Arabic typographic tradition has similar cross-font connections but with different goals. For example, the Naskh/Thuluth or Rayhani/Muhaqqaq connections, which are body/headline connections. The Arabic language’s tradition however, does not have a body/body-emphasis connections like with the latin language.
Thus, obliques are a special latin calligraphic style that got imported into the typographic and technology worlds. Importing the idea of obliques wholesale into Arabic brushes off the nuanced details of Arabic typography causing more problems that it would solve.
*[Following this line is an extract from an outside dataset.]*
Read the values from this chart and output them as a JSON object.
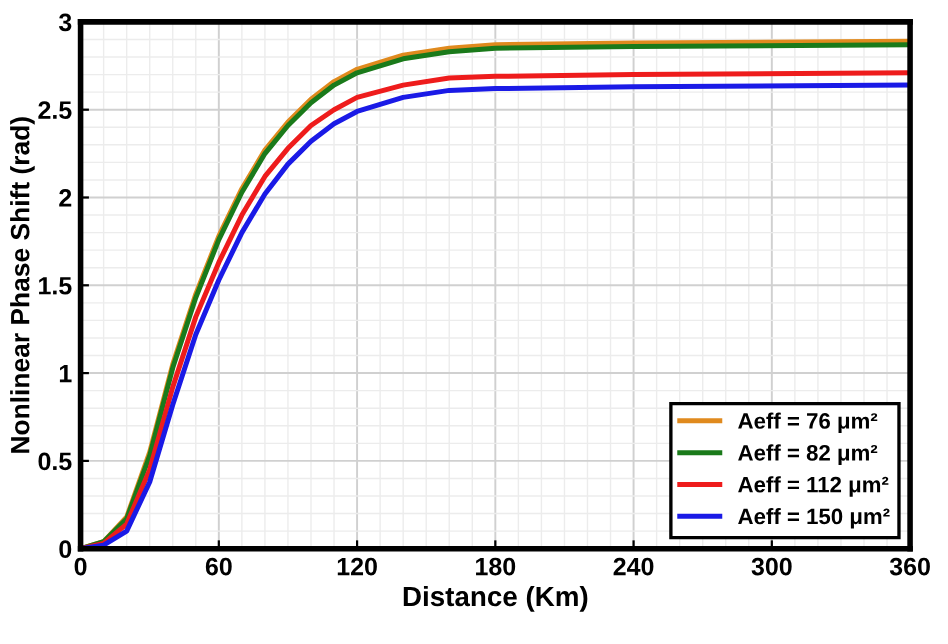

Should we slant right or left? Naskh font slants a few degrees left, while Kufic Ma’il slants right; which one should we force against its tradition? If we force Kufic Ma’il to the left, the letters baa & jeem will look all too similar. These questions and many others need to be resolved before adapting oblique fonts to signify emphasis.
Dr. Chahine suggests dropping the whole slanted direction and adapt other practical methods. She suggests mixing fonts where one font is a primary font and the other an emphasis font. Similar to the original genesis of italics. For example mixing Ruq’ah with Naskh.
Another direction is using different font weights. Typographers could put more effort into creating different fonts e.g thin, regular, medium, bold, and black. Dropping the whole obliques design efforts once and for all.